Searchable abstracts of presentations at key conferences in endocrinology
Endocrine Abstracts (2007) 13 S42

University of London, London, United Kingdom.


The osteoclast is the cell that resorbs bone. Excessive activity by this cell is responsible for the bone loss that causes osteoporosis. Resorptive activity also appears to provide a ‘soil’ suitable for tumour metastasis to bone. Osteoclasts derive from precursors shared with the mononuclear phagocyte system, which differentiate into osteoclasts under the direction of M-CSF and RANKL. In vitro at least, TFG-beta is an essential cofactor for this process, and it is likely that there are other, poorly-understood environmental cues essential for osteoclastic differentiation, which might act through Immunoreceptor Tyrosine-based Activation Motifs (ITAMs).

Once differentiated, the cells are induced to their resorptive function by contact with bone. The mechanism underlying bone recognition is unknown. Resorption involves the development by the osteoclast of a peripheral ‘sealing zone’, between osteoclast and the bone surface, into which the osteoclast secretes protons (which dissolve bone mineral) and cathepsin K (which dissolves the organic matrix).

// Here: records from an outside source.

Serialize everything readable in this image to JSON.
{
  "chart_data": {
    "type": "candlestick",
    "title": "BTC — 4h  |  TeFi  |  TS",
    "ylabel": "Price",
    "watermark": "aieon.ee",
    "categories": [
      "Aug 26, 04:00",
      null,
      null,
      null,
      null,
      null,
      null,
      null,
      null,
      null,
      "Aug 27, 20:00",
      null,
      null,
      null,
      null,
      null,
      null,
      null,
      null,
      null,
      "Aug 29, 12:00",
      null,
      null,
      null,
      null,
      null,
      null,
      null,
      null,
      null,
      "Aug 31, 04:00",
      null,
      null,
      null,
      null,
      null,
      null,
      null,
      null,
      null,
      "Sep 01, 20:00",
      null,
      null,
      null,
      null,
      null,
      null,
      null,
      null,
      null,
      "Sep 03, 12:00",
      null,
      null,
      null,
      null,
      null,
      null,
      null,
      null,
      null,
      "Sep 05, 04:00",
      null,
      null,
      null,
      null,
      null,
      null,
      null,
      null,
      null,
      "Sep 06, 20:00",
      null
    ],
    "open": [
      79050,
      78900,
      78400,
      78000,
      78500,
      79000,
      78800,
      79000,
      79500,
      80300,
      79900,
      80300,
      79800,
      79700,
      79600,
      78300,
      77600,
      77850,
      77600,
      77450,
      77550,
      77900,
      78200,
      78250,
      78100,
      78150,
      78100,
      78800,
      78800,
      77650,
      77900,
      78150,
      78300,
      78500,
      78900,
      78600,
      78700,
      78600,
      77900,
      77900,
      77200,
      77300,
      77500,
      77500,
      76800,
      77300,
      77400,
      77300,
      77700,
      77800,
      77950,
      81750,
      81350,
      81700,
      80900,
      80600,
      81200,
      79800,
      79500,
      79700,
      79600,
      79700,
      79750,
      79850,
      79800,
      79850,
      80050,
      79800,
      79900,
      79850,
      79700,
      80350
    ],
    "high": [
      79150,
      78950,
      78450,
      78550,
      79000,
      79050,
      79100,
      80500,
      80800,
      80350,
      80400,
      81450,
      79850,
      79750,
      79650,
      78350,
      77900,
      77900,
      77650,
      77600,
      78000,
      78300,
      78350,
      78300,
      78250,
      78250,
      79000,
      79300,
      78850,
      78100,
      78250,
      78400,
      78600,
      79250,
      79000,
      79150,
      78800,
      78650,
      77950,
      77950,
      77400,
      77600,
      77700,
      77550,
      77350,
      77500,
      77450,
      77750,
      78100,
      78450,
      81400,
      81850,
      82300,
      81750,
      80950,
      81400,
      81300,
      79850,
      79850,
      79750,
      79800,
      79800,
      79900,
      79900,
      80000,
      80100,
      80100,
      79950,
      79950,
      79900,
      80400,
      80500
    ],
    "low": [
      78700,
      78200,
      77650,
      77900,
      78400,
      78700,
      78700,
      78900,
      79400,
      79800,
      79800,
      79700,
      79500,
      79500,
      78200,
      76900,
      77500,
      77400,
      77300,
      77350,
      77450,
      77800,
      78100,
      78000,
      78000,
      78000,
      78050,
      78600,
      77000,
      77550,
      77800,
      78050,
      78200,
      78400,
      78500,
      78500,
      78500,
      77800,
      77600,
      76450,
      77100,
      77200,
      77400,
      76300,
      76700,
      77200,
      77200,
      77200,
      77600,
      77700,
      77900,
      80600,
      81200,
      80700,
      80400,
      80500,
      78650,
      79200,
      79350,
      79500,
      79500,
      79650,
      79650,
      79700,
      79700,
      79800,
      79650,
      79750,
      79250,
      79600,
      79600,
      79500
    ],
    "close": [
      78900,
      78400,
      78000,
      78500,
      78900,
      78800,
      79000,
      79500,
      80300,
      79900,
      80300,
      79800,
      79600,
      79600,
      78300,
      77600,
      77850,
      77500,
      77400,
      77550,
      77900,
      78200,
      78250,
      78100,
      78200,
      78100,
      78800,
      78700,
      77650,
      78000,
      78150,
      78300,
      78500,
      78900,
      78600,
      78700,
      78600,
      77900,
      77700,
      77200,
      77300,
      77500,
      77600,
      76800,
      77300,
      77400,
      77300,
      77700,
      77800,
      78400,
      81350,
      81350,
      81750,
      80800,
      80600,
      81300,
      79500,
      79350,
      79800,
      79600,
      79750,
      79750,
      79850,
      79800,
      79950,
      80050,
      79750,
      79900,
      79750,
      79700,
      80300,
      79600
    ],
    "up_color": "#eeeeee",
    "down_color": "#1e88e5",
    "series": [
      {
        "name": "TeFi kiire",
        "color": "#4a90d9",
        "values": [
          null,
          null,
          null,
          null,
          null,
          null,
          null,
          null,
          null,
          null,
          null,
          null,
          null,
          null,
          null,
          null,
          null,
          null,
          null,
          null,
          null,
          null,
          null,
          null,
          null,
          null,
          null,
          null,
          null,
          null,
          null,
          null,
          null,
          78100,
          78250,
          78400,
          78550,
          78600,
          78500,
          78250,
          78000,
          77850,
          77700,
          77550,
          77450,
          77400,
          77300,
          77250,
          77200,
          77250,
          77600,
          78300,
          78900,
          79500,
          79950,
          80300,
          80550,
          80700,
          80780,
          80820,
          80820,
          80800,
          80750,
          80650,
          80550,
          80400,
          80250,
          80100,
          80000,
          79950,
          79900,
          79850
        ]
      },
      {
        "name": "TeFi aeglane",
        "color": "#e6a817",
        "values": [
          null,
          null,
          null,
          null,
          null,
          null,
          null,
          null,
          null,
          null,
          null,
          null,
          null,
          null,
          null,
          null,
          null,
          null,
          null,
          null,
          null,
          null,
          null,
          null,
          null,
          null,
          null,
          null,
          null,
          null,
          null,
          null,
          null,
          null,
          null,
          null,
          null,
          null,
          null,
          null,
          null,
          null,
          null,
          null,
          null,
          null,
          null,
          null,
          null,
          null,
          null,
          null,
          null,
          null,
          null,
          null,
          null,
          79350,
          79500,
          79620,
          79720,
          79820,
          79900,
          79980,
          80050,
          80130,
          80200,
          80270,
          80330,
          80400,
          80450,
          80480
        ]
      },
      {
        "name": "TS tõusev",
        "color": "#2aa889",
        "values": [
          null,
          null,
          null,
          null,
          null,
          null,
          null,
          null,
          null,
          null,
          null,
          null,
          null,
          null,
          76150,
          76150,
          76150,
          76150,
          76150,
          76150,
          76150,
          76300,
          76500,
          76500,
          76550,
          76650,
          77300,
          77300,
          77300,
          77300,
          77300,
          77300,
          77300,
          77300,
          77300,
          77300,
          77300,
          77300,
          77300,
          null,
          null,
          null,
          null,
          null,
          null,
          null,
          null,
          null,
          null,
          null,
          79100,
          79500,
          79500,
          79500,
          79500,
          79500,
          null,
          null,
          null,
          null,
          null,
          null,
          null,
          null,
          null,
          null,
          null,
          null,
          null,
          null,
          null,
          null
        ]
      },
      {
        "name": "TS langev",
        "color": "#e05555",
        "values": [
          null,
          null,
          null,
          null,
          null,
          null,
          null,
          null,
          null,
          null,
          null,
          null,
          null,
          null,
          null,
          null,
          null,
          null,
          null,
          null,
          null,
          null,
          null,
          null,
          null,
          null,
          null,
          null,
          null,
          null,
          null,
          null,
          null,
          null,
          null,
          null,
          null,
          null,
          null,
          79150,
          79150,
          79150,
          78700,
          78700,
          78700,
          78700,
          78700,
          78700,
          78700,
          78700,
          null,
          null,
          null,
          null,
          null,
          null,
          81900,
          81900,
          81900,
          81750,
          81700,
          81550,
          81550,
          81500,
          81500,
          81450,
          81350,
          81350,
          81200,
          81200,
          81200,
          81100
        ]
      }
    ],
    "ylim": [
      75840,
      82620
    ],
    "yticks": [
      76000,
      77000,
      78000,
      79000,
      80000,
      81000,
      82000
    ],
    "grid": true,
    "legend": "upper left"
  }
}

It has long been known that bone undergoes continuous resorption and formation throughout life. The processes are coupled in such a way that if bone resorption is inhibited, then bone formation is also suppressed. The mechanism accounting for this dependence of bone formation on resorption is unknown, but it creates a major therapeutic impasse in the treatment of osteoporosis, since if bone loss is prevented, then so is bone formation, so that bone once lost cannot be regained. The mechanism through which this coupling occurs is unknown. It might be that osteoclasts secrete ‘coupling factors’, or release these from bone matrix during resorption, or local bone formation might be a mechanically-induced consequence of weakening of bone caused by resorption. Surprisingly, inhibition of bone resorption by cathepsin K inhibitors has been found not to suppress bone formation. We have evidence that this might be due to the preservation, by inhibition of cathepsin K, of osteoblastic growth factors that are known to be released from bone matrix by demineralisation.